Case studies

Case study · SlashNext · Threat research · 250+ features

SlashNext gets 250+ media features on WormGPT and the cybercrime AI narrative

Summary

Cyberou ran the threat-research programme on the SlashNext Blog as senior security researcher, covering the emerging category of cybercrime tooling being sold on Russian-language forums and encrypted channels. The work opened with the WormGPT discovery in July 2023, the first malicious large language model advertised to cybercriminals, and continued through Xanthorox AI, GoIssue, and the SlashNext Phishing Intelligence Reports.

Across the SlashNext era, the programme earned 250+ documented media features. WormGPT alone was picked up by Forbes, The Hacker News, WIRED, NY Post, Infosecurity Magazine, Security Boulevard, and was cited by the US Congress in AI security hearings. Xanthorox AI earned Scientific American coverage before the acquisition closed.

When Varonis acquired SlashNext for $150M in September 2025, the programme was retained. Research continued on the Varonis Blog under Threat Labs with the same editorial voice. The pre-acquisition SlashNext era is documented here; the Varonis era continues in the Varonis case study.

Challenge

SlashNext was an AI-native email security vendor competing in a crowded BEC and phishing category. Abnormal Security, Proofpoint, and Mimecast all had more sales reach, bigger PR retainers, and longer analyst relationships. To differentiate, SlashNext needed a threat research voice journalists would cite as a primary source on emerging cybercrime tooling, not another vendor blog.
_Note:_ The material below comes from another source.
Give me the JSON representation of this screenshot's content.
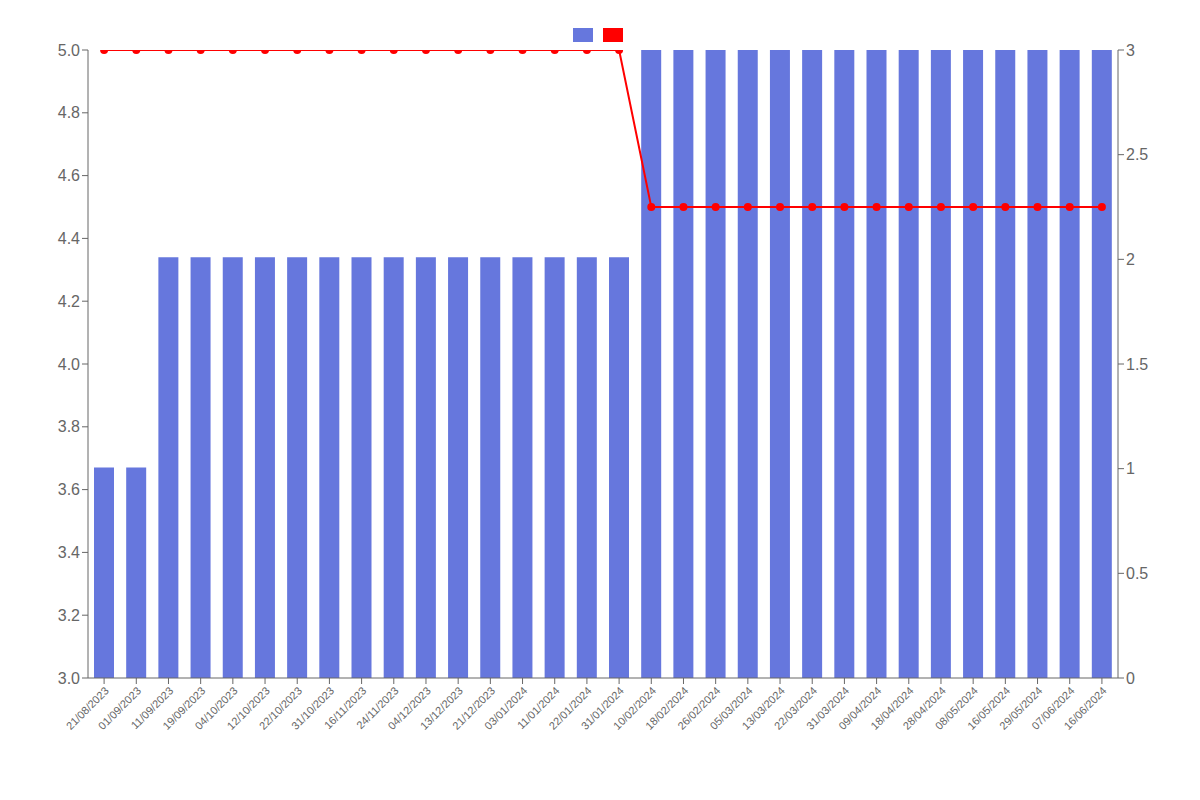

The category itself was also new. In mid-2023, "malicious LLM" did not yet exist as a beat. Tier-1 tech press had not written about how cybercriminals were already building their own GPT derivatives, selling them by the month on cybercrime forums, and advertising specific BEC and phishing use cases. The opportunity was to own the beat before anyone else named it.

The programme had to stand up technically. WormGPT was an actual product sold on a real forum, with pricing, capability claims, and a community of early adopters, not a marketing abstraction. Editors at Forbes, WIRED, and The Hacker News would only run the story if the research showed receipts: screenshots, pricing, example output, and defensible context on the underlying model.

Approach

We ran the programme as a continuous threat research output on the SlashNext Blog, with each piece opening on the specific cybercrime tool being tracked: pricing, capability detail, and cybercrime forum screenshots as primary evidence. Defensive framing for SlashNext's email security product landed without puffery because the technical core was strong enough to stand on its own.

News-turn discipline kept the output current. When a new AI-augmented phishing tool or criminal LLM dropped on a Russian-language forum, a SlashNext Blog piece would be drafted within days, complete with the screenshots and pricing detail editors needed to run the story. WormGPT, FraudGPT, DarkBERT, GoIssue, and Xanthorox AI all followed this cadence.

Thematic coverage stacked across categories: malicious LLMs being weaponised for BEC, phishing kits lowering the technical barrier for attackers, credential theft infrastructure, and GitHub-native phishing automation. Each piece stood alone for a search-driven reader, but they reinforced a coherent SlashNext "cybercrime AI" POV that journalists started quoting by name.

WormGPT — the first malicious large language model advertised to cybercriminals on underground forums
Figure 1: WormGPT was the first malicious LLM sold on cybercrime forums, discovered and documented in July 2023. The research earned coverage in Forbes, WIRED, The Hacker News, and was cited by the US Congress.

Results

250+ documented media features across the SlashNext era of the programme. The WormGPT discovery anchored the run and set the reference point for every malicious-LLM story that followed.

WormGPT: 250+ features, including Forbes, The Hacker News, WIRED, NY Post, Infosecurity Magazine, SecureWorld, Silicon Republic, Security Boulevard, Bloomberg, Axios, and ReversingLabs. Cited by the US Congress in AI security hearings as a reference point on how generative AI was being operationalised for cybercrime.

Xanthorox AI: discovered in late Q1 2025, branded in cybercrime communities as the "Killer of WormGPT." Earned Scientific American coverage for SlashNext before the acquisition closed.

GoIssue: a GitHub phishing automation tool documented on the SlashNext Blog in November 2024. Became the canonical public reference on how attackers were using GitHub profile scraping and bulk email to target developers.

SlashNext Phishing Intelligence Reports: 2024 mid-year and H2 reports documenting a 341% increase in BEC and advanced phishing attacks, and a 703% increase in credential phishing in H2 2024. Picked up by PRNewswire, Channel Futures, Security InfoWatch, and Cyber Defense Wire.

For SlashNext, Threat Labs became a reusable GTM asset: sales decks cited the WormGPT discovery, comms pasted research lines into rapid-response threads, and product marketing had a steady pipeline of technical proof points in the email-security category conversation. The programme survived the acquisition, which is the best possible outcome a content programme can have.